„Aus meiner Haut“: Im Wechselbad der Körpergefühle

„Aus meiner Haut“: Im Wechselbad der Körpergefühle

Alexander Schaad bringt mit „Aus meiner Haut“ einen für deutsche Verhältnisse ungewöhnlichen Film ins Kino. Eso-Sci-Fi-Mystery trifft auf Liebesdrama, wenn Menschen ihre Körper tauschen, um Beziehungsprobleme zu bewältigen und ihr Leben zu überdenken.

„Freaky Friday“, „17 again“, „Solo für zwei“, „Big“, „Switch“, „Face/Off“ – Bodyswitch-Komödien gibt es wie Sand am Meer, doch geht Alexander Schaad mit seinem ersten Langfilm den Körpertausch einmal anders an. Statt auf Klamauk zu setzen, macht er aus dem Thema ein esoterisch angehauchtes Science-Fiction-Mystery-Liebesdrama, das viele große Fragen stellt, allerdings nicht alle zu beantworten weiß. Gemeinsam mit seinem Bruder Dimitrij Schaad, der auch eine der Hauptrollen in „Aus meiner Haut“ übernimmt, hat sich der Regisseur und Autor Gedanken darüber gemacht, welchen Einfluss der Körper jedes einzelnen auf sein Leben und seine Entscheidungen hat.

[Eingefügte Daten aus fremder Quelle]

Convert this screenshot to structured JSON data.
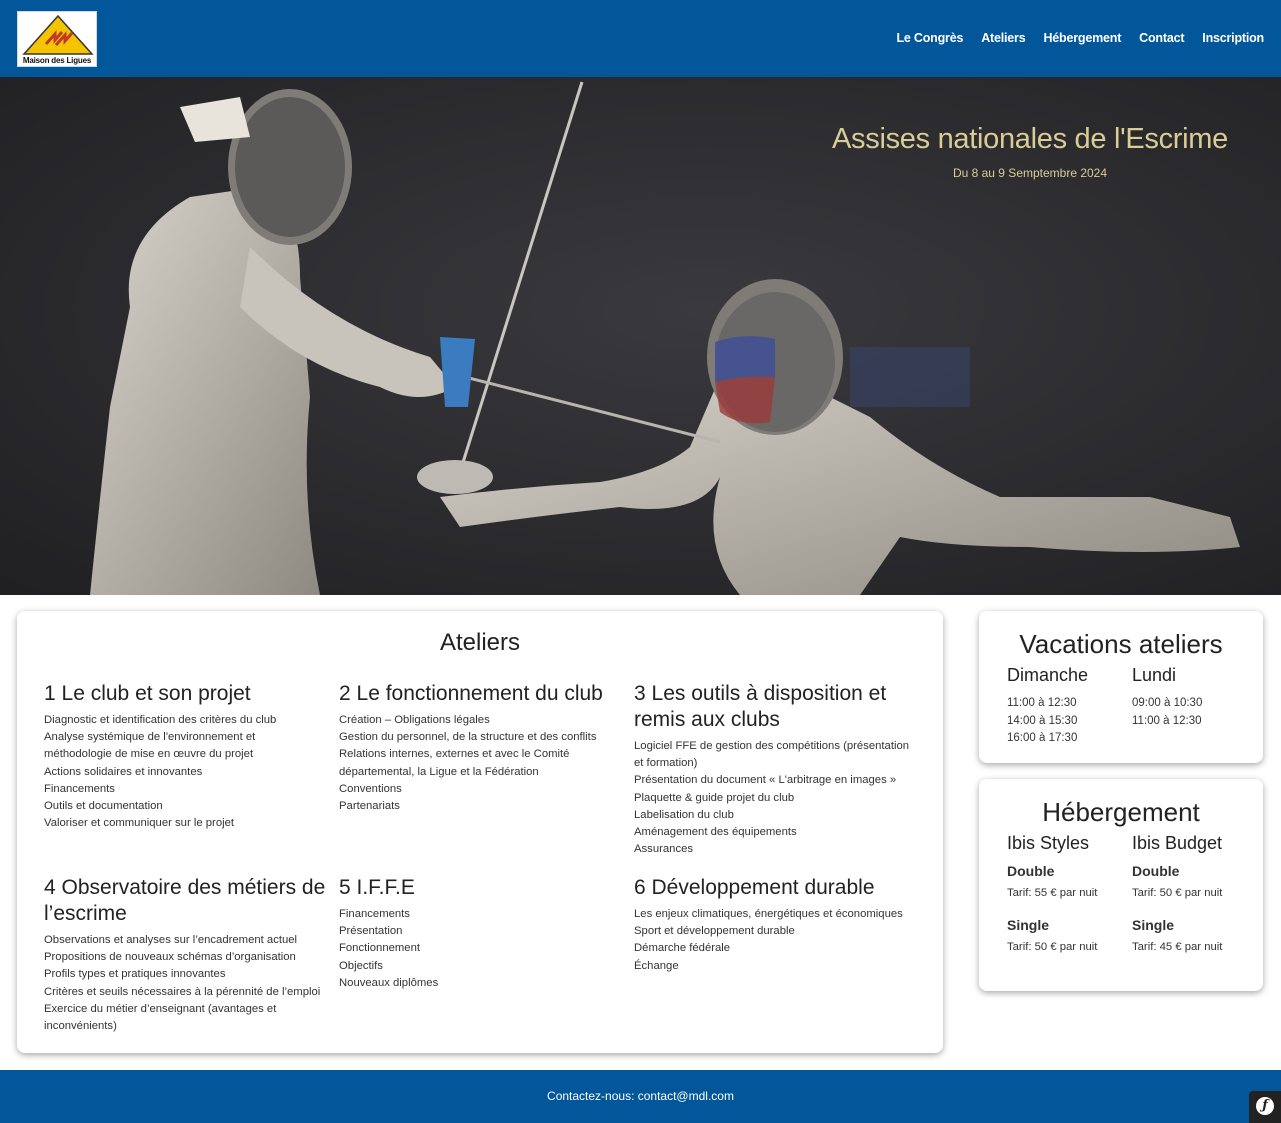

Leyla (Mala Emde) und Tristan (Jonas Dassler) sind von Leylas alter Freundin Stella auf eine abgelegene Insel eingeladen worden. Die lebt dort im Körper ihres Vaters (Edgar Selge) und bietet anderen Menschen ebenfalls an, ihre Körper – zumindest für einen gewissen Zeitraum – zu tauschen, um neue Erfahrungen zu sammeln und den Blick auf das eigene (Liebes)-Leben zu ändern.

Unterstützung erhält Stella dabei von Roman (Thomas Wodianka), dem ehemaligen Freund ihres Vaters. Für die Session haben sich einige Personen auf dem romantischen Eiland versammelt, darunter auch das Paar Fabienne (Maryam Zaree) und Mo (Dimitrij Schaad), die Leyla und Tristan für das Experiment zugewiesen bekommen. Nach der Zeremonie findet sich Tristan in Mos Körper wieder und Leyla in dem von Fabienne und umgekehrt. Doch wird es nicht der einzige Tausch bleiben, und bei allen positiven Erkenntnissen, die das Ganze bringt, tauchen schnell auch so einige Probleme auf.

Komische Momente sind Randerscheinungen

Wer hat nicht schon mal darüber nachgedacht, wie es wohl wäre, das Leben eines wunderschönen Models, eines erfolgreichen Sportlers oder eines gefeierten Hollywood-Stars zu leben? Den Körper mit einer x-belieben Person zu tauschen, ist einem dabei sicherlich nicht sofort in den Sinn gekommen. Welchen Vorteil sollte das auch bringen? In „Aus meiner Haut“ geht es allerdings nicht darum, über Nacht besondere Fähigkeiten oder Reichtum zu erlangen, sondern sich selbst in einem anderen Licht zu betrachten.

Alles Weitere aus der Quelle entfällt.